Connecticut Bus Safety


Accidents involving Buses have repeatedly made headlines in our State. Most recently, a school bus driven by an operator with a poor driving history was involved in a tragic bus crash which led to the death of a Rocky Hill High School student and injured scores of others. In this particular event, it appears that the lack of mandatory seat belts for Connecticut school bus riders shares blame with the bus operator's error and that of his employer for hiring this individual in the first place without conducting a thorough driving history background check. This occurence is now reverberating through Connecticut's legislature and perhaps will finally enable the necessary political will to adopt laws protecting the vulnerable passengers of such motor carriers. The sheer weight and mass of the bus when combined with highway speeds or rollovers at even city street speeds produces sheer and crush injuries to the muscular skeletal frame of many riders.
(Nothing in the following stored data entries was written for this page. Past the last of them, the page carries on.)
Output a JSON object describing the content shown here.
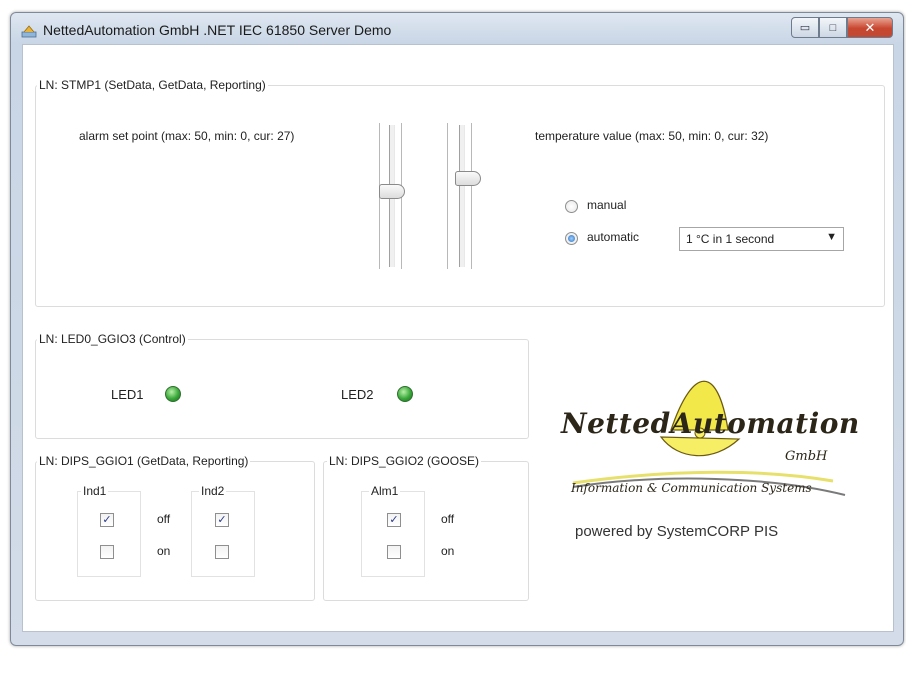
{
  "window": {
    "title": "NettedAutomation GmbH .NET IEC 61850 Server Demo",
    "buttons": {
      "minimize": "▭",
      "maximize": "□",
      "close": "✕"
    }
  },
  "stmp": {
    "group_label": "LN: STMP1 (SetData, GetData, Reporting)",
    "alarm_label": "alarm set point (max: 50, min: 0, cur: 27)",
    "alarm": {
      "max": 50,
      "min": 0,
      "cur": 27
    },
    "temp_label": "temperature value (max: 50, min: 0, cur: 32)",
    "temp": {
      "max": 50,
      "min": 0,
      "cur": 32
    },
    "radio_manual": "manual",
    "radio_automatic": "automatic",
    "selected_mode": "automatic",
    "rate_select_value": "1 °C in 1 second"
  },
  "led_group": {
    "group_label": "LN: LED0_GGIO3 (Control)",
    "led1_label": "LED1",
    "led2_label": "LED2",
    "led_color": "#3aa83a"
  },
  "dips1": {
    "group_label": "LN: DIPS_GGIO1 (GetData, Reporting)",
    "ind1_label": "Ind1",
    "ind2_label": "Ind2",
    "off_label": "off",
    "on_label": "on",
    "ind1": {
      "off_checked": true,
      "on_checked": false
    },
    "ind2": {
      "off_checked": true,
      "on_checked": false
    }
  },
  "dips2": {
    "group_label": "LN: DIPS_GGIO2 (GOOSE)",
    "alm1_label": "Alm1",
    "off_label": "off",
    "on_label": "on",
    "alm1": {
      "off_checked": true,
      "on_checked": false
    }
  },
  "branding": {
    "logo_text": "NettedAutomation",
    "logo_gmbh": "GmbH",
    "logo_tagline": "Information & Communication Systems",
    "powered_by": "powered by SystemCORP PIS"
  }
}
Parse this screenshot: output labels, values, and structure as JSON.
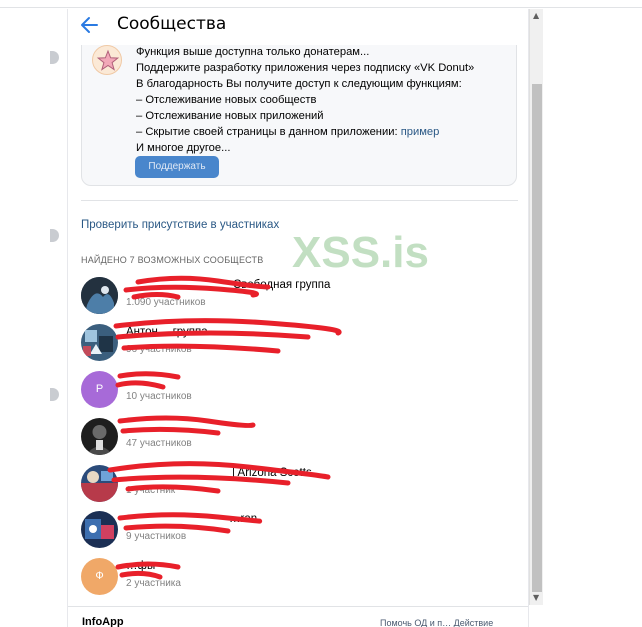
{
  "header": {
    "title": "Сообщества"
  },
  "donut_notice": {
    "lines": [
      "Функция выше доступна только донатерам...",
      "Поддержите разработку приложения через подписку «VK Donut»",
      "В благодарность Вы получите доступ к следующим функциям:",
      "– Отслеживание новых сообществ",
      "– Отслеживание новых приложений",
      "– Скрытие своей страницы в данном приложении: ",
      "И многое другое..."
    ],
    "example_link": "пример",
    "support_button": "Поддержать"
  },
  "check_presence_link": "Проверить присутствие в участниках",
  "found_label": "НАЙДЕНО 7 ВОЗМОЖНЫХ СООБЩЕСТВ",
  "watermark": "XSS.is",
  "groups": [
    {
      "name": "Свободная группа",
      "members": "1.090 участников"
    },
    {
      "name": "Антон… группа",
      "members": "96 участников"
    },
    {
      "name": "",
      "members": "10 участников",
      "avatar_letter": "Р"
    },
    {
      "name": "",
      "members": "47 участников"
    },
    {
      "name": "| Arizona Scotts",
      "members": "1 участник"
    },
    {
      "name": "…ran",
      "members": "9 участников"
    },
    {
      "name": "…фы",
      "members": "2 участника",
      "avatar_letter": "Ф"
    }
  ],
  "footer": {
    "app_name": "InfoApp",
    "links": "Помочь ОД и п… Действие"
  },
  "colors": {
    "accent": "#2a5885",
    "button": "#4986cc",
    "redaction": "#e8202a"
  }
}
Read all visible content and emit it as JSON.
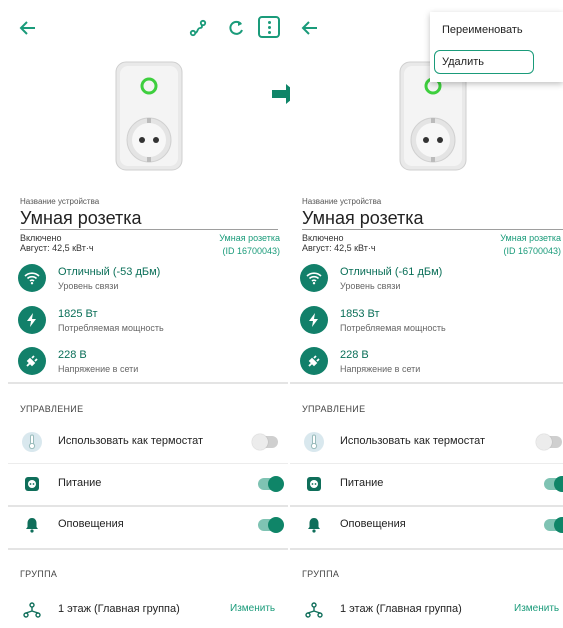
{
  "left": {
    "device_label": "Название устройства",
    "device_name": "Умная розетка",
    "status": "Включено",
    "energy": "Август: 42,5 кВт·ч",
    "device_type": "Умная розетка",
    "device_id": "(ID 16700043)",
    "signal": {
      "title": "Отличный (-53 дБм)",
      "subtitle": "Уровень связи"
    },
    "power": {
      "title": "1825 Вт",
      "subtitle": "Потребляемая мощность"
    },
    "voltage": {
      "title": "228 В",
      "subtitle": "Напряжение в сети"
    },
    "control_header": "УПРАВЛЕНИЕ",
    "thermostat": "Использовать как термостат",
    "power_switch": "Питание",
    "notifications": "Оповещения",
    "group_header": "ГРУППА",
    "group_name": "1 этаж (Главная группа)",
    "change": "Изменить"
  },
  "right": {
    "device_label": "Название устройства",
    "device_name": "Умная розетка",
    "status": "Включено",
    "energy": "Август: 42,5 кВт·ч",
    "device_type": "Умная розетка",
    "device_id": "(ID 16700043)",
    "signal": {
      "title": "Отличный (-61 дБм)",
      "subtitle": "Уровень связи"
    },
    "power": {
      "title": "1853 Вт",
      "subtitle": "Потребляемая мощность"
    },
    "voltage": {
      "title": "228 В",
      "subtitle": "Напряжение в сети"
    },
    "control_header": "УПРАВЛЕНИЕ",
    "thermostat": "Использовать как термостат",
    "power_switch": "Питание",
    "notifications": "Оповещения",
    "group_header": "ГРУППА",
    "group_name": "1 этаж (Главная группа)",
    "change": "Изменить"
  },
  "menu": {
    "rename": "Переименовать",
    "delete": "Удалить"
  },
  "toggles": {
    "thermostat": false,
    "power_switch": true,
    "notifications": true
  },
  "icons": [
    "back-arrow-icon",
    "route-icon",
    "refresh-icon",
    "more-menu-icon",
    "wifi-icon",
    "lightning-icon",
    "plug-icon",
    "thermometer-icon",
    "power-socket-icon",
    "bell-icon",
    "network-group-icon"
  ],
  "colors": {
    "accent": "#1a9b7a",
    "icon_bg": "#12806a",
    "toggle_on": "#0f8568"
  }
}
Mandatory seat belt requirments would come at a price which most would support and yet another example of how industry will fail to adopt proven and available technology where neither the government nor the civil courts have held them accountable for not providing it as a standard safety feature. It shocks the conscience to imagine that cost benefit studies have been undertaken and held up in private collaborative settings as justification for holding back upon the implementation of this widely accepted technology in passenger car settings. It remains a blemish upon a progressive State such as ours that such legislation has repeatedly been held hostage to political jockeying and never yet made it our of Comittee and onto the floor for a successful vote. Perhaps things would have turned out differently for the Greater Hartford Academy students and this young talented High Schooler who accompanied them on this bus ride.

Given an appropriate case to force the issue, I remain convinced that a single verdict against even one bus manufacturer which has failed to install this readily available equipment and the vendor which distribute these machines may have a resounding impact on the accepted standards of conduct.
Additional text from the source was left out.